As a Jewish state, the vast majority of the population is Jewish (more than 75%), though it divided to several streams: secularists (~43%), religious (~38%) and orthodox (~19%).
75% of the orthodox population is concentrated in tow big cities: Jerusalem and Bnei Brak. The other 25% live mainly in small dedicated villages across the country. The reason to that segregation by choice is the unique rituals and way of living, which differs much from the secularists’ and even the religious’.

The biggest minority in Israel, more than 20% of the population, are Arabs. Same as the Jews, they are religiously divided: 83% of them are Muslims, 9% are Christians, and 8% are Druze.
The Arab population in Israel concentrates in few specific areas (the biggest are Galilee, Upper Triangle, Lower Triangle and the Negev) but also in mixed cities as Jaffa, Jerusalem and Haifa.
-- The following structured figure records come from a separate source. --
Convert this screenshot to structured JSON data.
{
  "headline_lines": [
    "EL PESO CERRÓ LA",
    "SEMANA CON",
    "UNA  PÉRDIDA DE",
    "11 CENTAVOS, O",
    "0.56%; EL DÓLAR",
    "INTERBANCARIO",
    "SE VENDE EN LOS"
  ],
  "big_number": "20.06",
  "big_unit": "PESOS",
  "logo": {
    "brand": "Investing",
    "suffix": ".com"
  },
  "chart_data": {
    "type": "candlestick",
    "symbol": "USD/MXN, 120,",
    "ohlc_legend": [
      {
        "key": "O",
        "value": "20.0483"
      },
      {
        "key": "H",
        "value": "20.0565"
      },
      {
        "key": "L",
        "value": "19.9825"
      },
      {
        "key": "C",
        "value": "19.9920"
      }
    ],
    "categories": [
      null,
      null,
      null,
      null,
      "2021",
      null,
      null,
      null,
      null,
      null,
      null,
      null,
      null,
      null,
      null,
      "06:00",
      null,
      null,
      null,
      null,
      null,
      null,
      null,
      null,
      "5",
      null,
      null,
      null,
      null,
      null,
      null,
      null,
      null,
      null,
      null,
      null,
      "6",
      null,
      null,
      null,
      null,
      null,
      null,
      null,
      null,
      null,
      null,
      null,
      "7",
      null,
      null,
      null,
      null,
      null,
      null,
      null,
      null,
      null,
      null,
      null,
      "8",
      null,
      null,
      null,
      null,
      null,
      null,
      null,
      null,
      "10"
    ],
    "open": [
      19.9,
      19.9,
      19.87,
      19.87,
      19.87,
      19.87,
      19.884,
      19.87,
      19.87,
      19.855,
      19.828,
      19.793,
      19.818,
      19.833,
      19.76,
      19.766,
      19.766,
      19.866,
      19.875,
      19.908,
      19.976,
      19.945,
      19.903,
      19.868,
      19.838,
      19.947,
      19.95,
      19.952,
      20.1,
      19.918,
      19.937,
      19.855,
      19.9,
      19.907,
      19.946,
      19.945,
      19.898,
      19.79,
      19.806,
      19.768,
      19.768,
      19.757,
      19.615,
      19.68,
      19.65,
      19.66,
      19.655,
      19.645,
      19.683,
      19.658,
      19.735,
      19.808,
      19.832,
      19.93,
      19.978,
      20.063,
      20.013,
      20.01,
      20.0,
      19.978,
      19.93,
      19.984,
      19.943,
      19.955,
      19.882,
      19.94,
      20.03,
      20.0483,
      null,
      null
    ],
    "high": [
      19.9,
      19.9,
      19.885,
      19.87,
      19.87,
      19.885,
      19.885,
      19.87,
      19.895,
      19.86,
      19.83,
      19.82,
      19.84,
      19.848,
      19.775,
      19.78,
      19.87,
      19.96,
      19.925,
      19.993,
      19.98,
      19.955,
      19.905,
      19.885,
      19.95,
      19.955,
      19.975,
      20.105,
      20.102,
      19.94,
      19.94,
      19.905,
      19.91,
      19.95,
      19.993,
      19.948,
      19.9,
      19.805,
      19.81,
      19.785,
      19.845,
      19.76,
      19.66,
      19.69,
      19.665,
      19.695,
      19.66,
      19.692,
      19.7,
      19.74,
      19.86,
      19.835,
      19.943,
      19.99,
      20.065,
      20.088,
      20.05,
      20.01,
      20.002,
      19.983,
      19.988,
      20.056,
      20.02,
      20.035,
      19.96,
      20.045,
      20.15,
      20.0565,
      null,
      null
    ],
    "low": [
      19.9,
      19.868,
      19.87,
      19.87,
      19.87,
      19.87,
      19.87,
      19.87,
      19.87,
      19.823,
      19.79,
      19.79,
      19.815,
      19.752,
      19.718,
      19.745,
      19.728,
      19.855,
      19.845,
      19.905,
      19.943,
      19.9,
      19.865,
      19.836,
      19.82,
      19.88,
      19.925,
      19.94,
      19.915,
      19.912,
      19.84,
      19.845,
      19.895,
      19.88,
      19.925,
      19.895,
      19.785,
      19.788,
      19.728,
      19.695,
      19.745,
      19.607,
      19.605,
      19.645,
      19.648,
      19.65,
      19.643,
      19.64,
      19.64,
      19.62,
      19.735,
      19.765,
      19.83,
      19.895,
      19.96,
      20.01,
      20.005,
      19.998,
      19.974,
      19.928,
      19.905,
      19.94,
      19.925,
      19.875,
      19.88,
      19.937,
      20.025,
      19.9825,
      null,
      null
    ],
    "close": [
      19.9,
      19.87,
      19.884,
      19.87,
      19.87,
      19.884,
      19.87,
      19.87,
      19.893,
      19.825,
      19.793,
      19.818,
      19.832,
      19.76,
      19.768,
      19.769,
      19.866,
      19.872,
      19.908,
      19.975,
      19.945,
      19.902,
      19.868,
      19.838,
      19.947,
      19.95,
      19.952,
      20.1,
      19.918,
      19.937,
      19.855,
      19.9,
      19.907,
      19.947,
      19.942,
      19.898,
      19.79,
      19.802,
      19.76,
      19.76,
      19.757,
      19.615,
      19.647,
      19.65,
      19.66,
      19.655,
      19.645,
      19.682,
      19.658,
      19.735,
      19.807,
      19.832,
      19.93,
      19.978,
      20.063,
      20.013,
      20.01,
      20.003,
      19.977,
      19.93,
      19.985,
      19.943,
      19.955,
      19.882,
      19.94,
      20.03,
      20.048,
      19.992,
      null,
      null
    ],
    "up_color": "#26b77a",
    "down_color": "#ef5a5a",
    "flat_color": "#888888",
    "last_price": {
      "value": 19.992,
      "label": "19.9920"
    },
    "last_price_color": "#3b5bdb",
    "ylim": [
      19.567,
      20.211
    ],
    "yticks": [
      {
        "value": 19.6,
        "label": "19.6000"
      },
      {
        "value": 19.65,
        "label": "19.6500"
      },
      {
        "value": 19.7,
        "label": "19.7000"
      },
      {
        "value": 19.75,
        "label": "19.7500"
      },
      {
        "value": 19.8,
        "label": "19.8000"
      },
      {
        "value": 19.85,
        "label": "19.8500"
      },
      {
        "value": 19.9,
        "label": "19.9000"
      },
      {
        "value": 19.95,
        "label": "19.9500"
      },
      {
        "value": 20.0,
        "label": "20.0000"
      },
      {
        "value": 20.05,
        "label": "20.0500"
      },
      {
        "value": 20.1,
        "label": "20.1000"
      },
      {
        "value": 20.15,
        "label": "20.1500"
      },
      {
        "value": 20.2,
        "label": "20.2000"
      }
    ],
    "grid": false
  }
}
Another 4% of the Israeli population is defined as “Others”. That category include 1.3% Caucasians, 0.9% Armenians, 0.1% Samaritans, 0.05% non-Arab Christians, and many more small minorities.
As a migration-based country, the spoken languages in Israel are varied – many “Olim” keep speaking their mother-tongue language (as Russian, French, English, Amharic etc.) along with Hebrew or Arabic.